Burada "kötü bir oryantalizm" gördüğünü dile getiren Davutoğlu, batıdaki olaylarda polis benzer tepkiler verdiğinde kamu düzenini korumak için bunların yapıldığı gerekçesinin öne sürüldüğünü bildirdi. Davutoğlu, Türkiye'de olduğunda farklı tepki verildiğini belirterek, Avrupalı meslektaşlarına bunları anlattıklarını aktardı. Davutoğlu, "Avrupa başkentlerinde bu kadar yaygın gösteriler olduğunda biz dönüp şunu dedik mi onların dediği gibi, 'İki Türkiye var ve meydanda iki Türkiye çatışıyor'. Hiçbir dışişleri bakanı benim ülkem hakkında böyle konuşamaz. Türkiye'de tek Türkiye var" diye konuştu.

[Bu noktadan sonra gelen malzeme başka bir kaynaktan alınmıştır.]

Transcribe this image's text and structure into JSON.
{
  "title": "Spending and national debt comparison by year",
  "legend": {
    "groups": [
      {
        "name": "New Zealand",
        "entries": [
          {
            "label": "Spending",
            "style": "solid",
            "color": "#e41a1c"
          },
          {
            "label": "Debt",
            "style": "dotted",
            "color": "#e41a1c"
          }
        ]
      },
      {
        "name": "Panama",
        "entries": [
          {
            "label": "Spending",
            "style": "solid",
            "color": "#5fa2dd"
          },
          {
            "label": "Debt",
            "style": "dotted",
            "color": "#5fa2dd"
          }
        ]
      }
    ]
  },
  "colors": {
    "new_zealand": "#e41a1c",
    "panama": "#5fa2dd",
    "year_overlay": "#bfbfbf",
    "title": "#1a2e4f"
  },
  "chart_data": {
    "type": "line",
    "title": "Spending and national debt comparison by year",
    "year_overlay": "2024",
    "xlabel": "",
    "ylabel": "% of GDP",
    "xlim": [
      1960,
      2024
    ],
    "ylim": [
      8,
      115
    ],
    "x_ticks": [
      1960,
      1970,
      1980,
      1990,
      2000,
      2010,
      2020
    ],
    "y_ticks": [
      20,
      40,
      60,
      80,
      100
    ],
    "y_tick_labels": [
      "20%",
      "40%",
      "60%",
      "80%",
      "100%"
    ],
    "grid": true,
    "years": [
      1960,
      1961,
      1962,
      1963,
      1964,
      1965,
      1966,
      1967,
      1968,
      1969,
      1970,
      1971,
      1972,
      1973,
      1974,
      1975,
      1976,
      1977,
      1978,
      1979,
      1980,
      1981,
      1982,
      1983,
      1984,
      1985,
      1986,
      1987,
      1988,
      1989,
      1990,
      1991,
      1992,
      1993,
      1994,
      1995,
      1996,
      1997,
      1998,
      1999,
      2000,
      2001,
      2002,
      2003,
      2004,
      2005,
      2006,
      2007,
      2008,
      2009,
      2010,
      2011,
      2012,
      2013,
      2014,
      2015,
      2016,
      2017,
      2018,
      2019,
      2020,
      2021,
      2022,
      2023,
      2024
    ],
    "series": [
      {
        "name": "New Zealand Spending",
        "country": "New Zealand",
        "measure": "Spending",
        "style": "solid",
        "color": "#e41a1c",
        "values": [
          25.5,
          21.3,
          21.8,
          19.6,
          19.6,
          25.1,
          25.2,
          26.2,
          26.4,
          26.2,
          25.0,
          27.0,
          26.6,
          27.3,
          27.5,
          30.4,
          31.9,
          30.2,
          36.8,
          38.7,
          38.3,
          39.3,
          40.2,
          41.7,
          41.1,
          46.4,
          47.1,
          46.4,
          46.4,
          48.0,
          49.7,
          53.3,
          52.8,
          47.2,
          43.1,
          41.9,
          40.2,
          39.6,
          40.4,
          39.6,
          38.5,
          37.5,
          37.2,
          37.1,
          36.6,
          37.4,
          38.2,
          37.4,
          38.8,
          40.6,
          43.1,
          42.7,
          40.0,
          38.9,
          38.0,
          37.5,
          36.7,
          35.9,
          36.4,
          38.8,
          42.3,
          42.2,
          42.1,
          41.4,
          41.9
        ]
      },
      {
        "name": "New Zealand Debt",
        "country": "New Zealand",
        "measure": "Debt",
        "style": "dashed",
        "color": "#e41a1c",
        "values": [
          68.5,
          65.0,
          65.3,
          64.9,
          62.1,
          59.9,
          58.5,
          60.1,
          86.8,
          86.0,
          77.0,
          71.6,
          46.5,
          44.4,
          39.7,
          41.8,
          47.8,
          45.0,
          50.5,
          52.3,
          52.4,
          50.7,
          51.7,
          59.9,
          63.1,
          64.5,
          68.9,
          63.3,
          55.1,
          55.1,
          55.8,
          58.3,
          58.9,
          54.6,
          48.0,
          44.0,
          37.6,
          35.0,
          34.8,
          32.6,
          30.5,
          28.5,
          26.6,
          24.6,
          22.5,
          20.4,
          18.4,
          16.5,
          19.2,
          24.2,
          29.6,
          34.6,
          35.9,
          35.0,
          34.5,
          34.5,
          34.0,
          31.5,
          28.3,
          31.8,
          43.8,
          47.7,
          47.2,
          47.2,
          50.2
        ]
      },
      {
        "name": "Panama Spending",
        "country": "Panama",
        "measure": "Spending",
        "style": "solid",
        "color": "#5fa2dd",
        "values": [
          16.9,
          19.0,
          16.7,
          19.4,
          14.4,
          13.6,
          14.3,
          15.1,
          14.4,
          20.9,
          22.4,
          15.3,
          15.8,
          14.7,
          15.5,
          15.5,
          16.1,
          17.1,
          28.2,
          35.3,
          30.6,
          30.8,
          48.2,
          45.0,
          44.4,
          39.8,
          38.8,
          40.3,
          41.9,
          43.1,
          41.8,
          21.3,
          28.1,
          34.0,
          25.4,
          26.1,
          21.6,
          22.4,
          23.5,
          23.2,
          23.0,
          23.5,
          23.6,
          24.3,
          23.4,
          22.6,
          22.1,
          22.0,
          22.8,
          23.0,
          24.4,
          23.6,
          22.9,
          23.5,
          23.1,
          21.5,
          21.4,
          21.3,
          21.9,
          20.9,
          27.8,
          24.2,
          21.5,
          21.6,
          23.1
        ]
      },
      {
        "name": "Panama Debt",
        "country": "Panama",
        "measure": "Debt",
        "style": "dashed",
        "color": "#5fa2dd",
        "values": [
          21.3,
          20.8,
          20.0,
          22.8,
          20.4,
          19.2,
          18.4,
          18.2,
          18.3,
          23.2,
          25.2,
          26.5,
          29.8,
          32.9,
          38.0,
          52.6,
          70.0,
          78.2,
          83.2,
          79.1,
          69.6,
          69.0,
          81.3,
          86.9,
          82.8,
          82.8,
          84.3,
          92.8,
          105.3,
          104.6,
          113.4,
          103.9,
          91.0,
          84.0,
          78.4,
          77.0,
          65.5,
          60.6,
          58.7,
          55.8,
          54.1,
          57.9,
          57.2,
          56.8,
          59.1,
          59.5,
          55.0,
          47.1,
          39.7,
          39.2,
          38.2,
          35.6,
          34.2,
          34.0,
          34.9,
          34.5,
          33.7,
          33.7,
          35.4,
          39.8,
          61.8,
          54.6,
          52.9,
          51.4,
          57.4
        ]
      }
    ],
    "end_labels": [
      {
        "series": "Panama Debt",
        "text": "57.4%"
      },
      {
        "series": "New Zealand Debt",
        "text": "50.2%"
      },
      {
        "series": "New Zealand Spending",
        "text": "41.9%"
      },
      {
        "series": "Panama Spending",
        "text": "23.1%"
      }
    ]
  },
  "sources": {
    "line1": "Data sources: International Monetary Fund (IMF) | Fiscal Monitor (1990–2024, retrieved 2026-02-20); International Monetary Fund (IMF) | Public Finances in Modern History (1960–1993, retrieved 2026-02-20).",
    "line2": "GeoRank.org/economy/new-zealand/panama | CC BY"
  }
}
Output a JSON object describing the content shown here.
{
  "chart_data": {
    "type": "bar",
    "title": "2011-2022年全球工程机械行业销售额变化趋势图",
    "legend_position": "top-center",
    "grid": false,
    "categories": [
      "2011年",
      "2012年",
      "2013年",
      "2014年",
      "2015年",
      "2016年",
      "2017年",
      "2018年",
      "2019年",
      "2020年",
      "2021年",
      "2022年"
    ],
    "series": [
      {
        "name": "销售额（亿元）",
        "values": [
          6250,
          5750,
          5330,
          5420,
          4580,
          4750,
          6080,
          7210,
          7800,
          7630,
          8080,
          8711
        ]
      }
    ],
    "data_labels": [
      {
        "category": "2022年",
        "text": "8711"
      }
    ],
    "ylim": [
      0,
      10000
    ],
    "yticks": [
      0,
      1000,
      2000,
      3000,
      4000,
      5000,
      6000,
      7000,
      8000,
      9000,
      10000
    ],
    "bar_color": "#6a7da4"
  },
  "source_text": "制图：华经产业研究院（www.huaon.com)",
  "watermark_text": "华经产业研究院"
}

'İYİ NİYETLİ HABERCİLİK YOK'
Davutoğlu, evrensel değerler konusunda eleştiriden kaçmayacaklarını ifade ederek, uluslararası medyanın özellikle Amerikan, Rus, İran ve İsrail medyasının bir anda benzer tonda, benzer dozajda, benzer yayınlar yaptıklarını söyledi. Davutoğlu, "Ben burada iyi niyetli habercilik anlayışı görmüyorum" yorumunda bulundu. Bir gazetenin, hatta CHP Genel Başkanı Kemal Kılıçdaroğlu'nun başörtülü bir kadına olaylar sırasında yapılan saldırının doğru olmadığını dile getirdiğini hatırlatan Davutoğlu, konuyla ilgili şunları anlattı:
"O saldırıya uğrayan başörtülü hanım, benim çok yakın bir öğrencimin eşidir. Olayın olduğu gün kendisiyle konuştum. Cezayir'deydim, bizzat aradım. Kayınpederi üniversite arkadaşımdır. Ortada bir fiili vaka var, bu bilinsin diye söylüyorum. Babası üniversite arkadaşımdır, aynı dönemlerde okuduk. Oğlu benim talebemdir. Eşi benim de gelinim sayılır. Ben bunu birinci ağızdan dinledim. Twitter'da bu çıkınca ben şüphe ettim ve dedim ki 'birileri provokasyon yapıp kitlesel karşıtlığa mı yol açmak istiyor' ve bizzat aradım."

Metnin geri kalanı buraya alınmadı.